The G value is the same, but when running the debugger I see that in fortran and cudacpp the GC_10 and GC11 are swapped. E.g. I find in fortran

(gdb) print GC_10
$1 = ((-1.2177157847767197,0), ...)
gdb) print GC_11
$2 = ((0,1.2177157847767197), ...)

while in cudacpp the values are for GC_10 (arg of VVV1_0)

(gdb) print COUP
$6 = {m_real = {0, 0, 0, 0}, m_imag = {1.2177157847767195, 1.2177157847767195, 1.2177157847767195, 1.2177157847767195}}

and GC_11 (e.g. arg of FFV1_0)

(gdb) print COUP
$5 = {m_real = {-1.2177157847767195, -1.2177157847767195, -1.2177157847767195, -1.2177157847767195}, m_imag = {0, 0, 0, 0}}

I now swapped the two COUPs entries in the arguments of the ixxx/FFV functions and this renders the same Matrix element value !!! Now we need to find out why only in this case the couplings had been swapped ...

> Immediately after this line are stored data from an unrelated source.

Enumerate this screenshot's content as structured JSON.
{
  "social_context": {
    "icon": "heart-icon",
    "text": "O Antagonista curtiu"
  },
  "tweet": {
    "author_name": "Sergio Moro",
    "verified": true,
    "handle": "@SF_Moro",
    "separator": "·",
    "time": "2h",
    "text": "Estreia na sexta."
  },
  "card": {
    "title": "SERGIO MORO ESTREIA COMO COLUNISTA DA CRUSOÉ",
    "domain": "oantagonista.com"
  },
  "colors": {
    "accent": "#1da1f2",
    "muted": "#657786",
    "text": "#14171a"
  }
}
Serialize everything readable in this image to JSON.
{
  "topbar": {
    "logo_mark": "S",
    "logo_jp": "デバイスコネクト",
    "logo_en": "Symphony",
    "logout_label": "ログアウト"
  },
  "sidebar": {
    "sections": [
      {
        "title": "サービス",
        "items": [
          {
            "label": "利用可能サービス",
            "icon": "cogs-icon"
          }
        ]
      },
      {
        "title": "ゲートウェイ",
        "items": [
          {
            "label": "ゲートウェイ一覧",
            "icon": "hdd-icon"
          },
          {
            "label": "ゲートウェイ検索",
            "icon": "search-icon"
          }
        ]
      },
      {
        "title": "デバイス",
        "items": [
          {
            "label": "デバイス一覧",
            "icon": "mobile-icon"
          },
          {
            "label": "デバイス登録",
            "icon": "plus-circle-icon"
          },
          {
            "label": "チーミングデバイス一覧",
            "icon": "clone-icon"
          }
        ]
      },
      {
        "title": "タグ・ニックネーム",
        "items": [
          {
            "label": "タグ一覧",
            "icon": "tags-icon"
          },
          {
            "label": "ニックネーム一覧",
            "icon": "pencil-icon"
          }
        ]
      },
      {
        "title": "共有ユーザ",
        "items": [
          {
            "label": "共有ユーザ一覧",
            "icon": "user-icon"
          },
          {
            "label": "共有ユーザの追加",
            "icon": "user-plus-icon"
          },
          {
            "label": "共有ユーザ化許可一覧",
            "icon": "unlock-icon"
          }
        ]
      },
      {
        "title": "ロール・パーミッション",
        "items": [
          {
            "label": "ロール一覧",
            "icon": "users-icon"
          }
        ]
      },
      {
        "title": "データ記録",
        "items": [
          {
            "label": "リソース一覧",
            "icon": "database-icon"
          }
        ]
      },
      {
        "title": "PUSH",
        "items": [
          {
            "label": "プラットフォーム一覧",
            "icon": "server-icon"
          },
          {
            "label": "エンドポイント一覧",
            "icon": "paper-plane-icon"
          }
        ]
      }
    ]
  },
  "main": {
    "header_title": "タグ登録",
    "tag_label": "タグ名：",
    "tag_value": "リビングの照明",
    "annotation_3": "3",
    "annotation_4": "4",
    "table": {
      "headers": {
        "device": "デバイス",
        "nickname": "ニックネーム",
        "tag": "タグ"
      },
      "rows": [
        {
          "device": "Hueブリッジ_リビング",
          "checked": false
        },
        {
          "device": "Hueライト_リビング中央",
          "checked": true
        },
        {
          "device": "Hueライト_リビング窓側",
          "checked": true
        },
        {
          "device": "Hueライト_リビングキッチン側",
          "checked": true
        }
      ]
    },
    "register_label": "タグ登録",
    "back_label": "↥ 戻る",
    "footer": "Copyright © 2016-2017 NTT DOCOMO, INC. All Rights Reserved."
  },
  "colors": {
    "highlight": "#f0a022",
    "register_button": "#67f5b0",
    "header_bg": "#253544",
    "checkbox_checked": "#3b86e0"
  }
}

oliviermattelaer commented 1 year ago

Good job!! That's a huge findings (and so easy to miss). Thanks so much.

valassi commented 1 year ago

Thanks @roiser ! Indeed this is fixed by PR #757 . I am unpinning this.

valassi commented 1 year ago

Hi @roiser as discussed in #780: I have the impression that this is again broken, can you please check? I am reopening just in case (close it if it works for you). Stefan note: I am kind of sure this had been fixed by PR #757, but it was broken again by PR #761? Thanks

roiser commented 1 year ago

Hi @valassi thanks, good catch. I quickly checked the cpp vs fortran and indeed the couplings are swapped back in the wrong order for e.g. gu>ttxu. From quickly looking at #761 I realise that the ordering of the couplings following the correct order in wanted_couplings was lost in that patch, so your guess is correct. I'll fix that, should be easy.

roiser commented 1 year ago

Ok, I couldn't wait ;-), there is #782, the trick was to swap the two containers when filtering out the running couplings from wanted_couplings, this preserves the order or the filtered keys. NB: This is WIP, I tested a few processes but will do more checks.

valassi commented 1 year ago

Thanks Stefan! I checked gqttq it looks good, I merged PR #782

roiser commented 1 year ago

I only checked gu>ttxu and dy+2j, let me re-open this one to remind me to do more checks so we can be sure its really fixed.

valassi commented 9 months ago

Hi Stefan, did you manage to run your tests here? Is this confirmed fixed? Thanks

valassi commented 3 months ago

@roiser now that #826 and #862 (also related to couplings order, in susy this time) can this be closed?

roiser commented 3 months ago

Thanks, yes this is all fine, closing it.